CHARLESTON, W. Va. - Two Mexican nationals, who had previously been deported from the United States, pleaded guilty Jan. 5 in federal court to illegally reentering the country.
Isaias Sarabia-Santiago, 28, admitted before U.S. District Judge John T. Copenhaver, Jr., that he illegally reentered the United States following his deportation because of a felony assault conviction. Isaias Sarabia Santiago, who is scheduled to be sentenced on April 7, 2011, faces up to 20 years in prison and $250,000 fine.
The conviction stems from a traffic stop conducted by the West Virginia State Police on Sept. 14, 2010, on the West Virginia Turnpike for running a toll booth near Beckley. Sarabia-Santiago, a passenger in the car, admitted to being in the United States illegally. Troopers then notified agents with ICE, who learned that Sarabia-Santiago had been removed from the United States by ICE and had reentered the country illegally. Sarabia-Santiago was convicted in North Carolina for assaulting a person with a firearm and inflicting serious bodily injury.
U.S. Immigration and Customs Enforcement (ICE) and the West Virginia State Police conducted the investigation.
In an unrelated case, Jose Rico-Alcala, 41, also of Mexico, pleaded guilty before U.S. District Judge Thomas E. Johnston to illegally reentering the United States. Following his guilty plea, Rico-Alcala was immediately sentenced to credit for time served and was handed over to ICE custody pending deportation proceedings.
On Oct. 7, 2010, Rico-Alcala was a passenger in a car stopped on I-64 in South Charleston by officers with the South Charleston Police Department.
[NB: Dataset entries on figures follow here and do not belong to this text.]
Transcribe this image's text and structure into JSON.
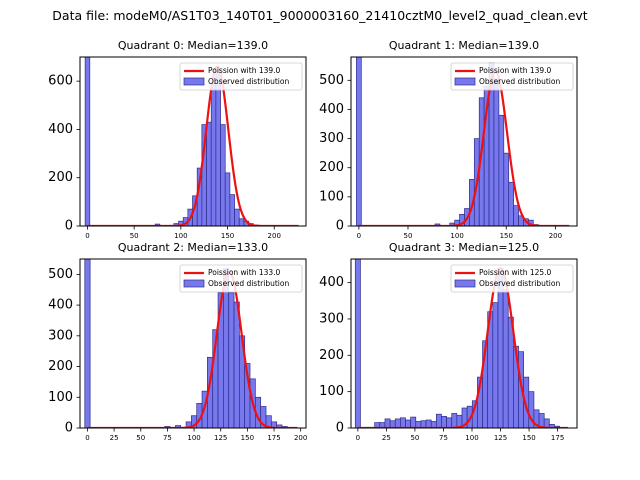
{
  "suptitle": "Data file: modeM0/AS1T03_140T01_9000003160_21410cztM0_level2_quad_clean.evt",
  "legend": {
    "observed_label": "Observed distribution"
  },
  "colors": {
    "bar_fill": "#7878ee",
    "bar_edge": "#2d2d8a",
    "fit_line": "#ee1111"
  },
  "chart_data": [
    {
      "type": "bar",
      "title": "Quadrant 0: Median=139.0",
      "fit_label": "Poission with 139.0",
      "median": 139.0,
      "fit_peak": 660,
      "xlim": [
        -8,
        234
      ],
      "ylim": [
        0,
        700
      ],
      "xticks": [
        0,
        50,
        100,
        150,
        200
      ],
      "yticks": [
        0,
        200,
        400,
        600
      ],
      "bin_width": 5,
      "bins": [
        {
          "x": 0,
          "y": 700
        },
        {
          "x": 75,
          "y": 8
        },
        {
          "x": 90,
          "y": 3
        },
        {
          "x": 95,
          "y": 10
        },
        {
          "x": 100,
          "y": 20
        },
        {
          "x": 105,
          "y": 35
        },
        {
          "x": 110,
          "y": 70
        },
        {
          "x": 115,
          "y": 125
        },
        {
          "x": 120,
          "y": 240
        },
        {
          "x": 125,
          "y": 420
        },
        {
          "x": 130,
          "y": 430
        },
        {
          "x": 135,
          "y": 590
        },
        {
          "x": 140,
          "y": 640
        },
        {
          "x": 145,
          "y": 420
        },
        {
          "x": 150,
          "y": 220
        },
        {
          "x": 155,
          "y": 130
        },
        {
          "x": 160,
          "y": 70
        },
        {
          "x": 165,
          "y": 30
        },
        {
          "x": 170,
          "y": 20
        },
        {
          "x": 175,
          "y": 10
        },
        {
          "x": 180,
          "y": 4
        }
      ]
    },
    {
      "type": "bar",
      "title": "Quadrant 1: Median=139.0",
      "fit_label": "Poission with 139.0",
      "median": 139.0,
      "fit_peak": 530,
      "xlim": [
        -8,
        222
      ],
      "ylim": [
        0,
        580
      ],
      "xticks": [
        0,
        50,
        100,
        150,
        200
      ],
      "yticks": [
        0,
        100,
        200,
        300,
        400,
        500
      ],
      "bin_width": 5,
      "bins": [
        {
          "x": 0,
          "y": 580
        },
        {
          "x": 80,
          "y": 7
        },
        {
          "x": 95,
          "y": 10
        },
        {
          "x": 100,
          "y": 20
        },
        {
          "x": 105,
          "y": 40
        },
        {
          "x": 110,
          "y": 60
        },
        {
          "x": 115,
          "y": 160
        },
        {
          "x": 120,
          "y": 300
        },
        {
          "x": 125,
          "y": 440
        },
        {
          "x": 130,
          "y": 480
        },
        {
          "x": 135,
          "y": 560
        },
        {
          "x": 140,
          "y": 505
        },
        {
          "x": 145,
          "y": 380
        },
        {
          "x": 150,
          "y": 250
        },
        {
          "x": 155,
          "y": 150
        },
        {
          "x": 160,
          "y": 70
        },
        {
          "x": 165,
          "y": 35
        },
        {
          "x": 170,
          "y": 25
        },
        {
          "x": 175,
          "y": 20
        },
        {
          "x": 180,
          "y": 5
        }
      ]
    },
    {
      "type": "bar",
      "title": "Quadrant 2: Median=133.0",
      "fit_label": "Poission with 133.0",
      "median": 133.0,
      "fit_peak": 510,
      "xlim": [
        -7,
        205
      ],
      "ylim": [
        0,
        550
      ],
      "xticks": [
        0,
        25,
        50,
        75,
        100,
        125,
        150,
        175,
        200
      ],
      "yticks": [
        0,
        100,
        200,
        300,
        400,
        500
      ],
      "bin_width": 5,
      "bins": [
        {
          "x": 0,
          "y": 550
        },
        {
          "x": 75,
          "y": 5
        },
        {
          "x": 85,
          "y": 8
        },
        {
          "x": 95,
          "y": 20
        },
        {
          "x": 100,
          "y": 40
        },
        {
          "x": 105,
          "y": 80
        },
        {
          "x": 110,
          "y": 120
        },
        {
          "x": 115,
          "y": 230
        },
        {
          "x": 120,
          "y": 320
        },
        {
          "x": 125,
          "y": 440
        },
        {
          "x": 130,
          "y": 520
        },
        {
          "x": 135,
          "y": 440
        },
        {
          "x": 140,
          "y": 410
        },
        {
          "x": 145,
          "y": 300
        },
        {
          "x": 150,
          "y": 210
        },
        {
          "x": 155,
          "y": 160
        },
        {
          "x": 160,
          "y": 100
        },
        {
          "x": 165,
          "y": 70
        },
        {
          "x": 170,
          "y": 40
        },
        {
          "x": 175,
          "y": 20
        },
        {
          "x": 180,
          "y": 10
        },
        {
          "x": 185,
          "y": 5
        }
      ]
    },
    {
      "type": "bar",
      "title": "Quadrant 3: Median=125.0",
      "fit_label": "Poission with 125.0",
      "median": 125.0,
      "fit_peak": 440,
      "xlim": [
        -6,
        192
      ],
      "ylim": [
        0,
        465
      ],
      "xticks": [
        0,
        25,
        50,
        75,
        100,
        125,
        150,
        175
      ],
      "yticks": [
        0,
        100,
        200,
        300,
        400
      ],
      "bin_width": 4.5,
      "bins": [
        {
          "x": 0,
          "y": 465
        },
        {
          "x": 17,
          "y": 15
        },
        {
          "x": 21.5,
          "y": 15
        },
        {
          "x": 26,
          "y": 25
        },
        {
          "x": 30.5,
          "y": 20
        },
        {
          "x": 35,
          "y": 25
        },
        {
          "x": 39.5,
          "y": 28
        },
        {
          "x": 44,
          "y": 22
        },
        {
          "x": 48.5,
          "y": 30
        },
        {
          "x": 53,
          "y": 18
        },
        {
          "x": 57.5,
          "y": 20
        },
        {
          "x": 62,
          "y": 22
        },
        {
          "x": 66.5,
          "y": 18
        },
        {
          "x": 71,
          "y": 38
        },
        {
          "x": 75.5,
          "y": 32
        },
        {
          "x": 80,
          "y": 28
        },
        {
          "x": 84.5,
          "y": 40
        },
        {
          "x": 89,
          "y": 35
        },
        {
          "x": 93.5,
          "y": 55
        },
        {
          "x": 98,
          "y": 60
        },
        {
          "x": 102.5,
          "y": 75
        },
        {
          "x": 107,
          "y": 140
        },
        {
          "x": 111.5,
          "y": 240
        },
        {
          "x": 116,
          "y": 320
        },
        {
          "x": 120.5,
          "y": 345
        },
        {
          "x": 125,
          "y": 440
        },
        {
          "x": 129.5,
          "y": 380
        },
        {
          "x": 134,
          "y": 305
        },
        {
          "x": 138.5,
          "y": 225
        },
        {
          "x": 143,
          "y": 210
        },
        {
          "x": 147.5,
          "y": 140
        },
        {
          "x": 152,
          "y": 100
        },
        {
          "x": 156.5,
          "y": 50
        },
        {
          "x": 161,
          "y": 40
        },
        {
          "x": 165.5,
          "y": 25
        },
        {
          "x": 170,
          "y": 10
        },
        {
          "x": 174.5,
          "y": 5
        }
      ]
    }
  ]
}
Rico-Alcala, who admitted to being in the United States illegally, was subsequently transferred to ICE custody. Agents learned that Rico-Alcala had been deported from the United States back to Mexico in 2006 and again in 2010. Rico-Alcala admitted to reentering the United States without permission on both occasions.
The South Charleston Police Department and ICE jointly conducted the investigation.
Assistant U.S. Attorney Erik S. Goes handled both cases.